Tempers flared among hard-working students and parents over the past week when news broke about rich celebrities cheating the admissions process at some of our country’s most prestigious universities.
As you probably heard, they allegedly lied and cheated and paid large sums of money to get their children accepted into the schools. And now, everyone involved is facing some pretty serious criminal charges. It’s a good reminder about doing the right thing and what can happen if you don’t.
This recent news also provides an opportunity to discuss how businesses offer gifts and perks to their prospects and customers. And we all know this is a very common practice. Most companies I’m familiar with have some type of strategy related to additional incentives they offer customers. And while it’s not bribing someone with millions of dollars, it absolutely influences someone’s decision on where they will do business.
One company I worked for early in my career had a partnership with the Boston Red Sox. As part of the partnership, we had tickets available for every game, and the seats were amazing. It was a one of a kind experience that most people have never seen before. Oftentimes, we’d invite customers into the luxury box that overlooked the field, provide food and drinks and watch the game together. It was also a great environment for socializing and building relationships. Of course, we’d talk business, but we’d also have an opportunity to learn more about people whom we worked closely with.

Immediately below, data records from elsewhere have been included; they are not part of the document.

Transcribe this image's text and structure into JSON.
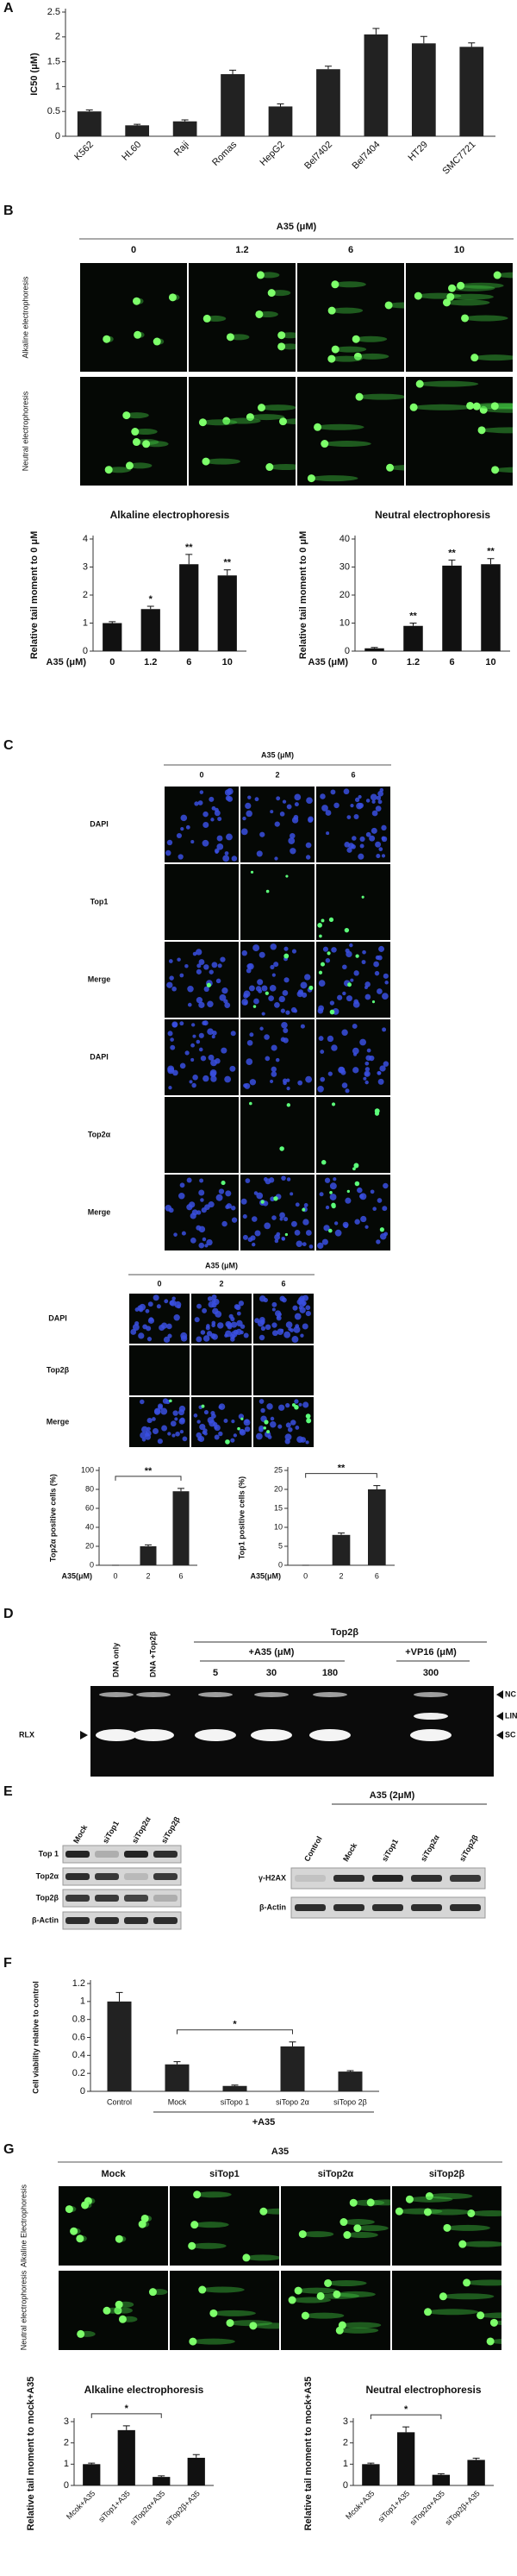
{
  "panel_labels": [
    "A",
    "B",
    "C",
    "D",
    "E",
    "F",
    "G"
  ],
  "chart_data": [
    {
      "type": "bar",
      "ylabel": "IC50 (μM)",
      "categories": [
        "K562",
        "HL60",
        "Raji",
        "Romas",
        "HepG2",
        "Bel7402",
        "Bel7404",
        "HT29",
        "SMC7721"
      ],
      "values": [
        0.5,
        0.22,
        0.3,
        1.25,
        0.6,
        1.35,
        2.05,
        1.87,
        1.8
      ],
      "errors": [
        0.03,
        0.02,
        0.03,
        0.08,
        0.05,
        0.06,
        0.12,
        0.14,
        0.08
      ],
      "color": "#222222",
      "ylim": [
        0,
        2.5
      ],
      "yticks": [
        0,
        0.5,
        1,
        1.5,
        2,
        2.5
      ]
    },
    {
      "type": "bar",
      "title": "Alkaline electrophoresis",
      "ylabel": "Relative tail moment to 0 μM",
      "xlabel": "A35 (μM)",
      "categories": [
        "0",
        "1.2",
        "6",
        "10"
      ],
      "values": [
        1,
        1.5,
        3.1,
        2.7
      ],
      "errors": [
        0.05,
        0.1,
        0.35,
        0.2
      ],
      "significance": [
        null,
        "*",
        "**",
        "**"
      ],
      "color": "#111111",
      "ylim": [
        0,
        4
      ],
      "yticks": [
        0,
        1,
        2,
        3,
        4
      ]
    },
    {
      "type": "bar",
      "title": "Neutral electrophoresis",
      "ylabel": "Relative tail moment to 0 μM",
      "xlabel": "A35 (μM)",
      "categories": [
        "0",
        "1.2",
        "6",
        "10"
      ],
      "values": [
        1,
        9,
        30.5,
        31
      ],
      "errors": [
        0.3,
        1,
        2,
        2
      ],
      "significance": [
        null,
        "**",
        "**",
        "**"
      ],
      "color": "#111111",
      "ylim": [
        0,
        40
      ],
      "yticks": [
        0,
        10,
        20,
        30,
        40
      ]
    },
    {
      "type": "bar",
      "ylabel": "Top2α positive cells (%)",
      "xlabel": "A35(μM)",
      "categories": [
        "0",
        "2",
        "6"
      ],
      "values": [
        0,
        20,
        78
      ],
      "errors": [
        0,
        1.5,
        3
      ],
      "bracket": "**",
      "color": "#222222",
      "ylim": [
        0,
        100
      ],
      "yticks": [
        0,
        20,
        40,
        60,
        80,
        100
      ]
    },
    {
      "type": "bar",
      "ylabel": "Top1 positive cells (%)",
      "xlabel": "A35(μM)",
      "categories": [
        "0",
        "2",
        "6"
      ],
      "values": [
        0,
        8,
        20
      ],
      "errors": [
        0,
        0.5,
        1
      ],
      "bracket": "**",
      "color": "#222222",
      "ylim": [
        0,
        25
      ],
      "yticks": [
        0,
        5,
        10,
        15,
        20,
        25
      ]
    },
    {
      "type": "bar",
      "ylabel": "Cell viability relative to control",
      "categories": [
        "Control",
        "Mock",
        "siTopo 1",
        "siTopo 2α",
        "siTopo 2β"
      ],
      "values": [
        1,
        0.3,
        0.06,
        0.5,
        0.22
      ],
      "errors": [
        0.1,
        0.03,
        0.01,
        0.05,
        0.01
      ],
      "bracket": "*",
      "group_label": "+A35",
      "color": "#222222",
      "ylim": [
        0,
        1.2
      ],
      "yticks": [
        0,
        0.2,
        0.4,
        0.6,
        0.8,
        1,
        1.2
      ]
    },
    {
      "type": "bar",
      "title": "Alkaline electrophoresis",
      "ylabel": "Relative tail moment to mock+A35",
      "categories": [
        "Mcok+A35",
        "siTop1+A35",
        "siTop2α+A35",
        "siTop2β+A35"
      ],
      "values": [
        1,
        2.6,
        0.4,
        1.3
      ],
      "errors": [
        0.05,
        0.2,
        0.05,
        0.15
      ],
      "bracket": "*",
      "color": "#111111",
      "ylim": [
        0,
        3
      ],
      "yticks": [
        0,
        1,
        2,
        3
      ]
    },
    {
      "type": "bar",
      "title": "Neutral electrophoresis",
      "ylabel": "Relative tail moment to mock+A35",
      "categories": [
        "Mcok+A35",
        "siTop1+A35",
        "siTop2α+A35",
        "siTop2β+A35"
      ],
      "values": [
        1,
        2.5,
        0.5,
        1.2
      ],
      "errors": [
        0.05,
        0.25,
        0.05,
        0.08
      ],
      "bracket": "*",
      "color": "#111111",
      "ylim": [
        0,
        3
      ],
      "yticks": [
        0,
        1,
        2,
        3
      ]
    }
  ],
  "micrographs": {
    "B": {
      "header": "A35 (μM)",
      "columns": [
        "0",
        "1.2",
        "6",
        "10"
      ],
      "rows": [
        "Alkaline electrophoresis",
        "Neutral electrophoresis"
      ]
    },
    "C1": {
      "header": "A35 (μM)",
      "columns": [
        "0",
        "2",
        "6"
      ],
      "rows": [
        "DAPI",
        "Top1",
        "Merge",
        "DAPI",
        "Top2α",
        "Merge"
      ]
    },
    "C2": {
      "header": "A35 (μM)",
      "columns": [
        "0",
        "2",
        "6"
      ],
      "rows": [
        "DAPI",
        "Top2β",
        "Merge"
      ]
    },
    "G": {
      "header": "A35",
      "columns": [
        "Mock",
        "siTop1",
        "siTop2α",
        "siTop2β"
      ],
      "rows": [
        "Alkaline Electrophoresis",
        "Neutral electrophoresis"
      ]
    }
  },
  "gel": {
    "lanes_top": [
      "DNA only",
      "DNA +Top2β"
    ],
    "group": "Top2β",
    "a35": "+A35 (μM)",
    "a35_doses": [
      "5",
      "30",
      "180"
    ],
    "vp16": "+VP16 (μM)",
    "vp16_doses": [
      "300"
    ],
    "bands_right": [
      "NC",
      "LIN",
      "SC"
    ],
    "band_left": "RLX"
  },
  "blots": {
    "left": {
      "lanes": [
        "Mock",
        "siTop1",
        "siTop2α",
        "siTop2β"
      ],
      "rows": [
        "Top 1",
        "Top2α",
        "Top2β",
        "β-Actin"
      ]
    },
    "right": {
      "header": "A35 (2μM)",
      "lanes": [
        "Control",
        "Mock",
        "siTop1",
        "siTop2α",
        "siTop2β"
      ],
      "rows": [
        "γ-H2AX",
        "β-Actin"
      ]
    }
  }
}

And there were definitely a lot of deals that were closed at those Red Sox games.
Unfortunately, some may argue that it’s not fair and that it’s bribery to offer customers these types of perks. Some companies even have policies prohibiting their employees from accepting gifts over a specific dollar value. And the dollar value is usually extremely low and designed to limit the influence a gift could have over a deal. It makes sense, but in my opinion, it’s a bit over the top to not allow it at all.
Whenever you are involved in a business partnership with someone, there is a lot to consider. You are likely going to be working together for long periods of time, and the health and strength of the relationship is important for both sides. Getting to know all of the people involved in the relationship is helpful in building trust, and I’m personally a big fan of doing everything you can to make that partnership as healthy as possible.
I believe the key consideration with offering customers perks and gifts is the intent of the offer. If you’re working with a potential customer on a large deal and offer to give them tickets to a Red Sox game if they choose to work with your company, that’s crossing the line. But if you have extra tickets to a game and offer a loyal customer the tickets, I think that is totally reasonable and fair.
The bottom line is that companies should not be offering gifts to prospects and customers with the intent of influencing a major decision. These perks should be used sparingly and not as a quid pro quo. Offering something of value in exchange for someone doing business with you is when the line of ethics is crossed.